Die Lehren aus der Lehman-Pleite
Ob sich damit die Rechtslage für die Lehman-Opfer verbessern wird, ist offen. Und das sind bei weitem nicht nur Kunden von CS und NAB, sondern auch von der UBS, der Bank Sarasin, der Schweizer Niederlassung der HSBC bis hin zu den Kantonalbanken von Bern, Luzern und Wallis. Die Lehren aus dem Lehman-Desaster sollte aber jedermann ziehen, und zwar langfristig, nämlich:
- Das Risiko seiner Anlagen trägt primär der Anleger selber. Was er nicht kennt oder begreift, soll er meiden.
- Vertrauen in die Bankberatung ist gut, Kontrolle aber noch besser. Deshalb lasse man sich Produkteinformation und Risikoaufklärung, insbesondere über strukturierte Produkte, schriftlich geben.
- Und nie zu vergessen vor jedem Anlageentscheid: Je höher die Rendite, umso höher auch das Risiko!
Nochmals zum UBS-Milliardendesaster
Wer war der Milliarden-Profiteur?
Mitte September war bekannt geworden, dass es bei der UBS London Spekulationsverluste in Höhe von 2,3 Milliarden US-Dollar abgesetzt hatte. Verantwortlich war ein Jung-Investmentbanker, der sämtliche Sicherungsvorkehren ausgetrickst und auf Millionenboni gehofft hatte. Der Vorfall hat zur sofortigen Demission von UBS-Konzernchef Oswald Grübel geführt.
Ein Leser schreibt mir dazu: „Wer ist denn bei diesem Milliardendesaster der grössere Gauner, derjenige, der das Geld in den Sand gesetzt hat, oder derjenige, der davon profitiert? Jemand muss ja der Gewinner gewesen sein. Hat er es wenigstens versteuern müssen? Wie kriminell verläuft eigentlich die Mechanik solcher Finanztransaktionen?“
Dieses Debakel von London wird derzeit minutiös untersucht, sowohl von den staatlichen Finanzmarktaufsichten Grossbritanniens und der Schweiz als auch von einem UBS-internen Spezialausschuss. Den Ergebnissen kann natürlich nicht vorgegriffen werden.
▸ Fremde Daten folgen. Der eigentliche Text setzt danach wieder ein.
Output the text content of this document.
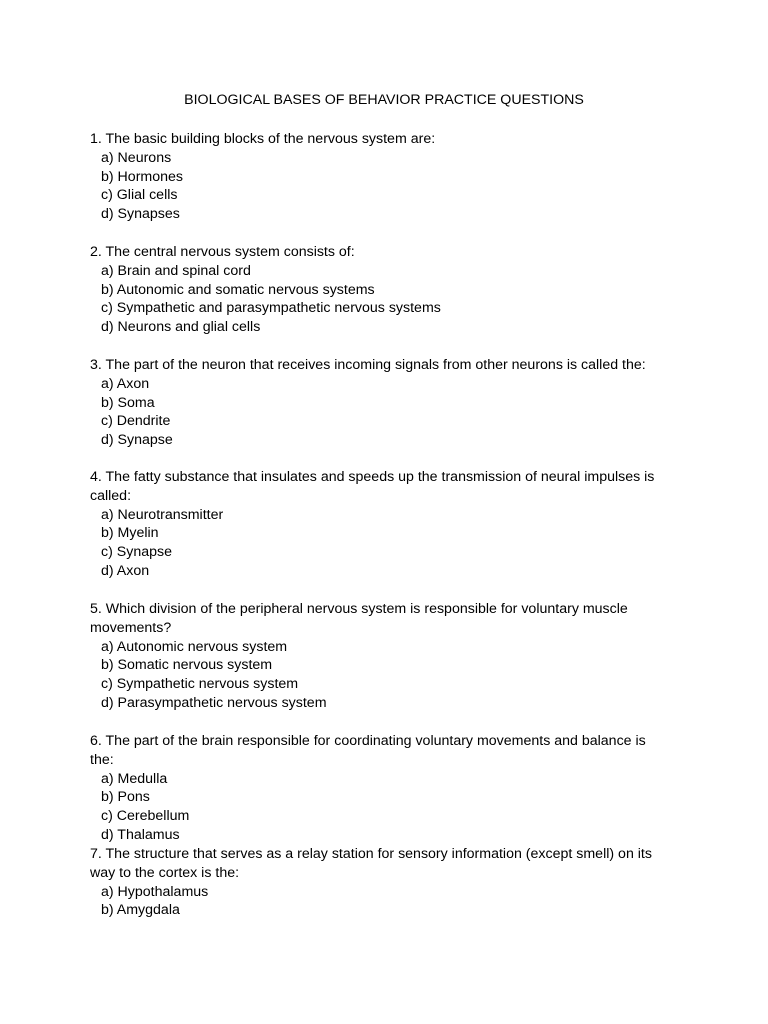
BIOLOGICAL BASES OF BEHAVIOR PRACTICE QUESTIONS

1. The basic building blocks of the nervous system are:

a) Neurons

b) Hormones

c) Glial cells

d) Synapses

2. The central nervous system consists of:

a) Brain and spinal cord

b) Autonomic and somatic nervous systems

c) Sympathetic and parasympathetic nervous systems

d) Neurons and glial cells

3. The part of the neuron that receives incoming signals from other neurons is called the:

a) Axon

b) Soma

c) Dendrite

d) Synapse

4. The fatty substance that insulates and speeds up the transmission of neural impulses is called:

a) Neurotransmitter

b) Myelin

c) Synapse

d) Axon

5. Which division of the peripheral nervous system is responsible for voluntary muscle movements?

a) Autonomic nervous system

b) Somatic nervous system

c) Sympathetic nervous system

d) Parasympathetic nervous system

6. The part of the brain responsible for coordinating voluntary movements and balance is the:

a) Medulla

b) Pons

c) Cerebellum

d) Thalamus

7. The structure that serves as a relay station for sensory information (except smell) on its way to the cortex is the:

a) Hypothalamus

b) Amygdala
Zur aufgeworfenen Finanztransaktionsmechanik aber immerhin dies: Mit Futures und Optionen kann man an der Börse sehr schnell viel Geld verdienen, aber auch verlieren.
Insbesondere bei Futures kommt eine Fehlanlage meistens einem Totalverlust gleich. Deshalb muss durch Absicherungsgeschäfte das Verlustrisiko gemindert werden. Diese Absicherung hat der Londoner UBS-Banker mit viel krimineller Manier offenbar nur vorgetäuscht, aber nicht ausgeführt.
Und noch ein Wort zu den Profiteuren: An der Börse erzielte Spekulationsgewinne unterliegen, jedenfalls in der Schweiz, der Ertrags- bzw. Einkommenssteuer, wenn sie berufsmässig erzielt werden. Das ist bei Banken der Fall und davon profitieren neben den Boni-Empfängern auch der Fiskus sowie die Aktionäre.